Cheryl Cornacchia,  Canwest News Service 

Posted National Post, February 15, 2010

Despite charges of racism from both inside and outside the Montrealarea Mohawk community of Kahnawake, band council officials plan to move forward this week to enforce eviction notices delivered to non-natives earlier this month.

The Mohawk Council of Kahnawake will not abandon its plan to evict 25 non-natives living in the Mohawk community on Montreal's South Shore, Mike Bush, a chief on the local band council said yesterday. "This is not a race-based policy."

The federal and provincial governments are entitled to set immigration policy, quotas and criteria and, Chief Bush said, "nobody calls them racist." Kahnawake is simply exercising its right to determine who can reside in the community, Chief Bush said.

Members of the Mohawk band council are scheduled to meet tomorrow to decide what the council will do next to enforce the evictions, said Joe Delaronde, a band council spokesman.

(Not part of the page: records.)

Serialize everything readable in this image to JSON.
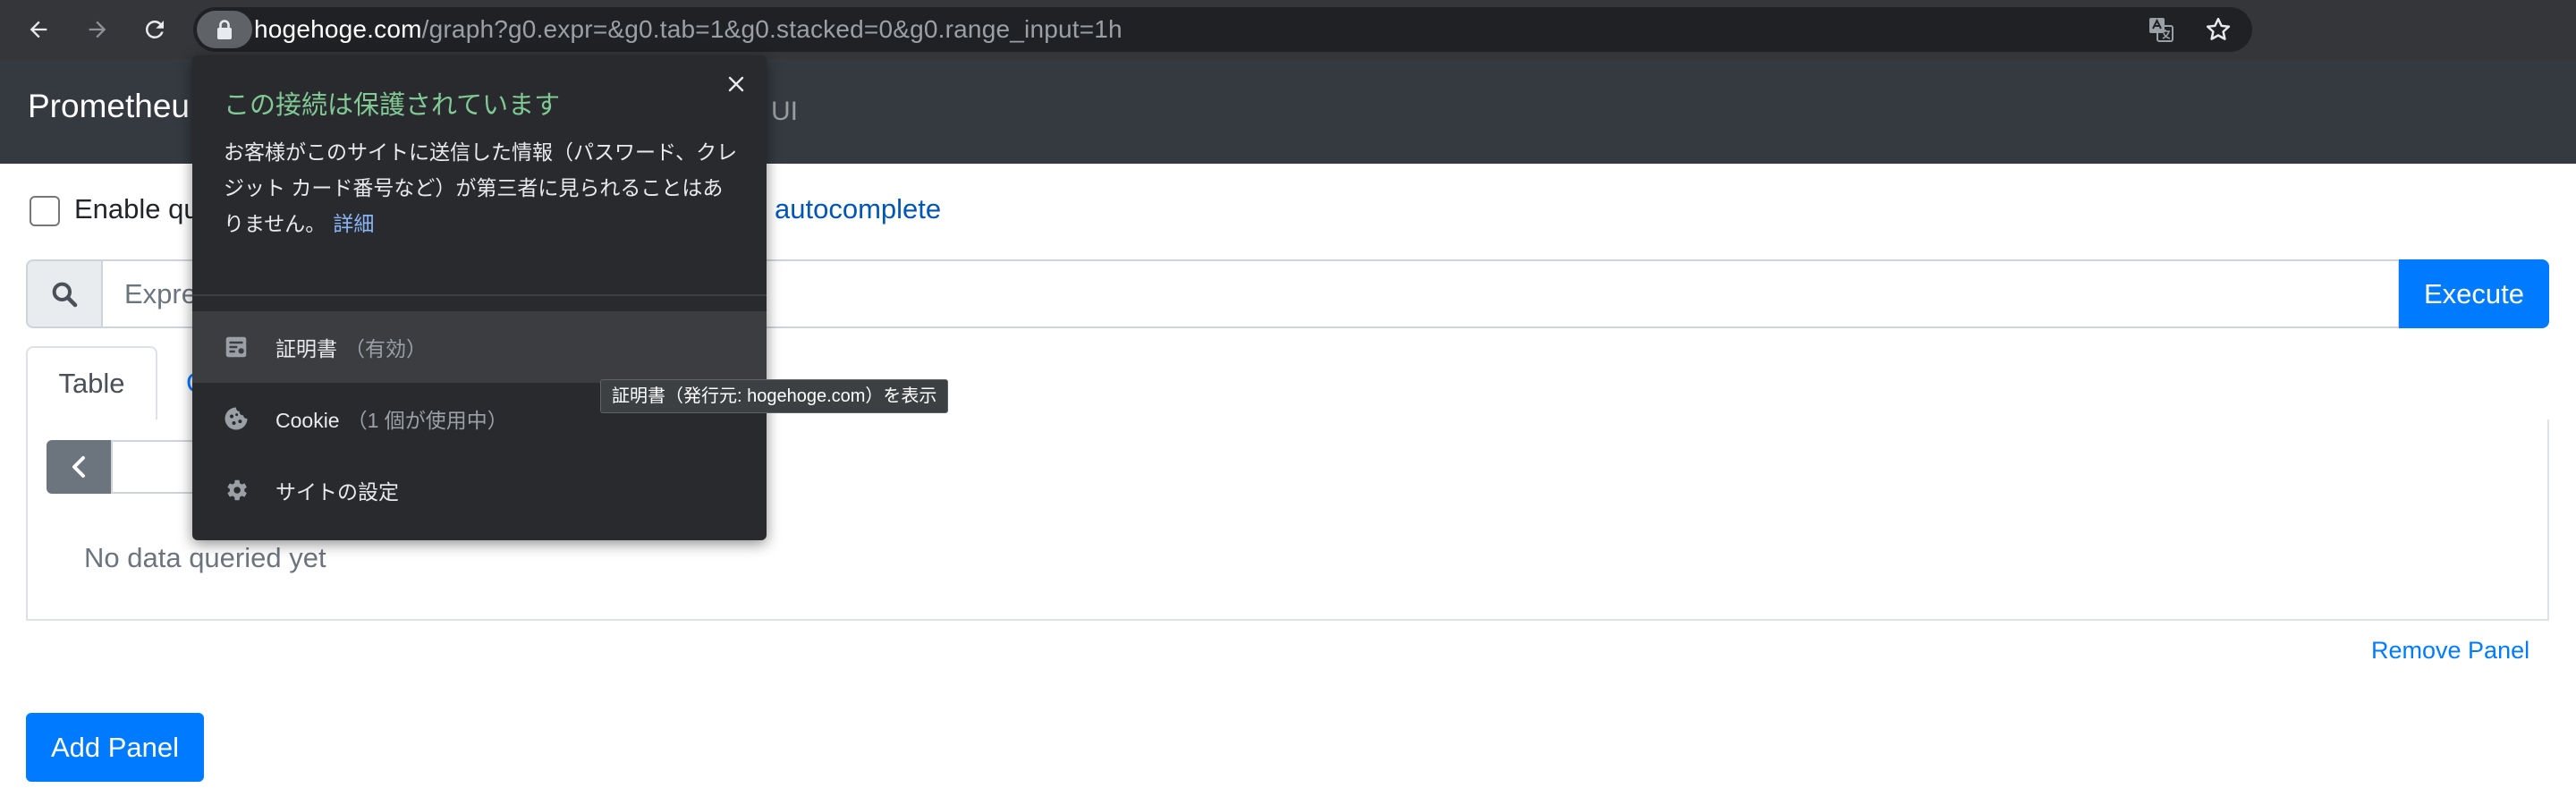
{
  "browser": {
    "url_host": "hogehoge.com",
    "url_path": "/graph?g0.expr=&g0.tab=1&g0.stacked=0&g0.range_input=1h",
    "colors": {
      "chrome": "#35363a",
      "omnibox": "#202124"
    }
  },
  "navbar": {
    "brand": "Prometheu",
    "classic_ui": "ic UI"
  },
  "page": {
    "option_label": "Enable qu",
    "autocomplete_label": "autocomplete",
    "expression_placeholder": "Expre",
    "execute_label": "Execute",
    "tabs": [
      {
        "label": "Table",
        "active": true
      },
      {
        "label": "G",
        "active": false
      }
    ],
    "no_data": "No data queried yet",
    "remove_panel": "Remove Panel",
    "add_panel": "Add Panel",
    "colors": {
      "primary": "#007bff",
      "navbar": "#343a40"
    }
  },
  "site_info_popup": {
    "title": "この接続は保護されています",
    "body": "お客様がこのサイトに送信した情報（パスワード、クレジット カード番号など）が第三者に見られることはありません。",
    "details_link": "詳細",
    "rows": [
      {
        "label": "証明書",
        "sub": "（有効）",
        "icon": "certificate-icon"
      },
      {
        "label": "Cookie",
        "sub": "（1 個が使用中）",
        "icon": "cookie-icon"
      },
      {
        "label": "サイトの設定",
        "sub": "",
        "icon": "gear-icon"
      }
    ],
    "colors": {
      "title": "#81c995",
      "background": "#292a2d",
      "link": "#8ab4f8"
    }
  },
  "tooltip": {
    "text": "証明書（発行元: hogehoge.com）を表示"
  }
}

As of yesterday, only eight non-natives had responded to the eviction letters delivered between Feb. 1 and 5, asking them to leave Kahnawake within 10 days.

Of those individuals, three have left the community peacefully and on their own accord.

Under Mohawk law, nonaboriginals have no residency rights. About 7,500 Mohawks live on the reserve.

Band council chiefs began hand-delivering the strongly worded letter earlier this month.

"There have been numerous complaints regarding individuals contravening Mohawk law by residing in the Mohawk territory of Kahnawake without a right to do so," the letter says. "You were identified in these complaints."

The eviction letter tells non-natives they have 10 days to leave the reserve: "We trust that you understand the seriousness of this letter and that you will govern yourselves accordingly."

On Friday, second notices -- "reminders" -- were issued to the 17 non-natives who had not yet responded. But the Mohawk band council office has been closed since Friday and only reopens today, Mr. Delaronde said.

To date, the names of the 25 non-natives who are being evicted have not yet been published, although the band council has threatened to post the names in the community.

But some non-natives who have received eviction notices are starting to speak out publicly.

On Friday, Tuffy Delisle, a former member of the Mohawk band council, told the Eastern Door, the community's weekly newspaper, that his partner of 10 years, a white woman who had cared for him through illness, had received an eviction notice.